U.S. Department of Commerce
Date of this Version
2000
Abstract
To assess annual budgets of CO2 exchange between the biosphere and atmosphere over representative ecosystems, long-term measurements must be made over ecosystems that do not exist on ideal terrain. How to interpret eddy covariance measurements correctly remains a major task. At present, net ecosystem CO2 exchange is assessed, by members of the micrometeorological community, as the sum of eddy covariance measurements and the storage of CO2 in the underlying air. This approach, however, seems unsatisfactory as numerous investigators are reporting that it may be causing nocturnal respiration flux densities to be underestimated.

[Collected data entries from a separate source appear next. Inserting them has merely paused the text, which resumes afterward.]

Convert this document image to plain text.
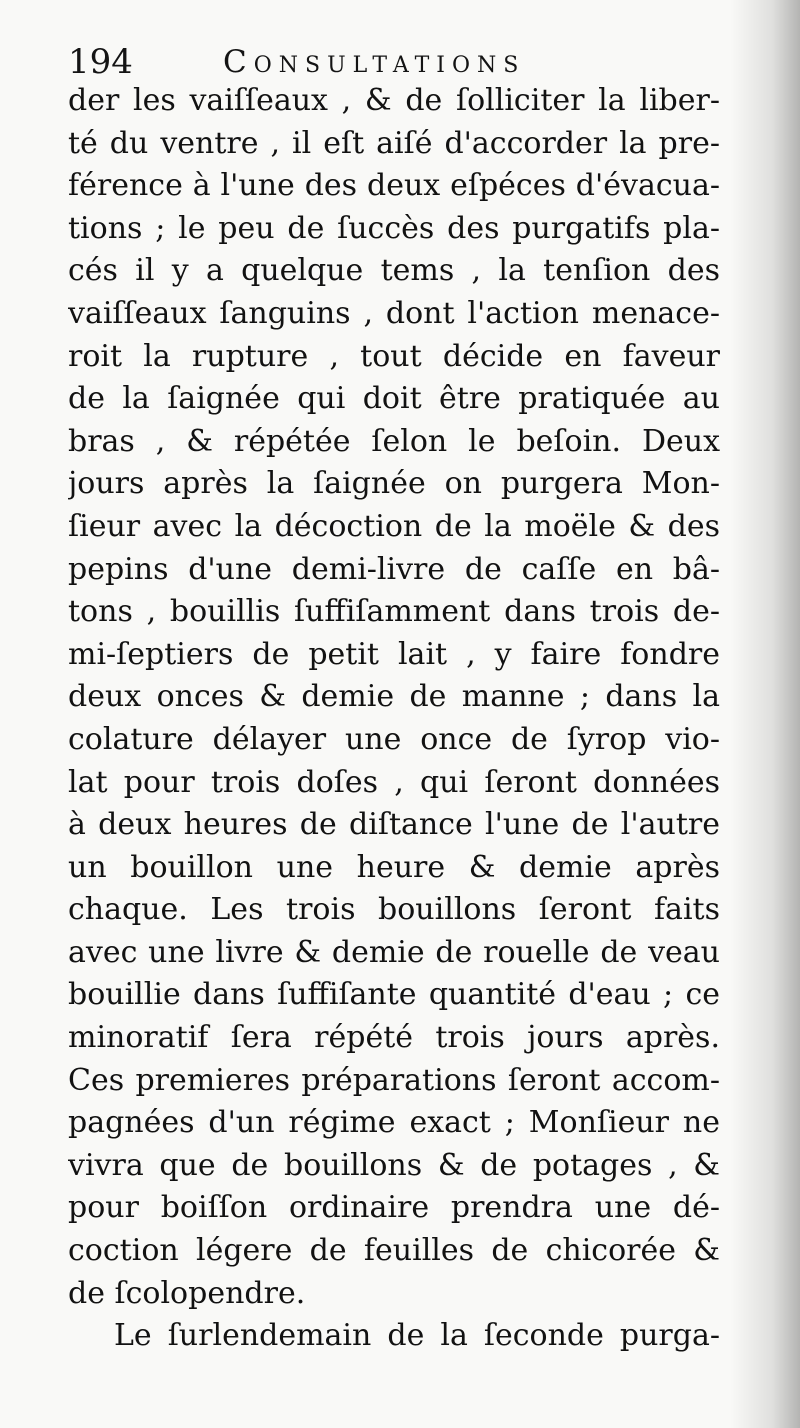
194	Consultations
der les vaiſſeaux , & de ſolliciter la liber-
té du ventre , il eſt aiſé d'accorder la pre-
férence à l'une des deux eſpéces d'évacua-
tions ; le peu de ſuccès des purgatifs pla-
cés il y a quelque tems , la tenſion des
vaiſſeaux ſanguins , dont l'action menace-
roit la rupture , tout décide en faveur
de la ſaignée qui doit être pratiquée au
bras , & répétée ſelon le beſoin. Deux
jours après la ſaignée on purgera Mon-
ſieur avec la décoction de la moële & des
pepins d'une demi-livre de caſſe en bâ-
tons , bouillis ſuffiſamment dans trois de-
mi-ſeptiers de petit lait , y faire fondre
deux onces & demie de manne ; dans la
colature délayer une once de ſyrop vio-
lat pour trois doſes , qui ſeront données
à deux heures de diſtance l'une de l'autre
un bouillon une heure & demie après
chaque. Les trois bouillons ſeront faits
avec une livre & demie de rouelle de veau
bouillie dans ſuffiſante quantité d'eau ; ce
minoratif ſera répété trois jours après.
Ces premieres préparations ſeront accom-
pagnées d'un régime exact ; Monſieur ne
vivra que de bouillons & de potages , &
pour boiſſon ordinaire prendra une dé-
coction légere de feuilles de chicorée &
de ſcolopendre.
Le ſurlendemain de la ſeconde purga-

A new theory was recently published by Lee (1998, Agricultural and Forest Meteorology 91: 39– 50) for assessing net ecosystem-atmosphere CO2 exchange (Ne) over non-ideal terrain. It includes a vertical advection term. We apply this equation over a temperate broadleaved forest growing in undulating terrain. Inclusion of the vertical advection term yields hourly, daily and annual sums of net ecosystem CO2 exchange that are more ecologically correct during the growing season. During the winter dormant period, on the other hand, corrected CO2 flux density measurements of an actively respiring forest were near zero. This observation is unrealistic compared to chamber measurements and model calculations. Only during midday, when the atmosphere is well-mixed, do measurements of Ne match estimates based on model calculations and chamber measurements. On an annual basis, sums of Ne without the advection correction were 40% too large, as compared with computations derived from a validated and process-based model. With the inclusion of the advection correction term, we observe convergence between measured and calculated values of Ne on hourly, daily and yearly time scales. We cannot, however, conclude that inclusion of a one-dimensional, vertical advection term into the continuity equation is sufficient for evaluating CO2 exchange over tall forests in complex terrain. There is an indication that the neglected term, u(c/x), is non-zero and that CO2 may be leaking from the sides of the control volume during the winter. In this circumstance, forest floor CO2 efflux densities exceed effluxes measured above the canopy.
Comments
Published in Boundary-Layer Meteorology 96: 257–291, 2000.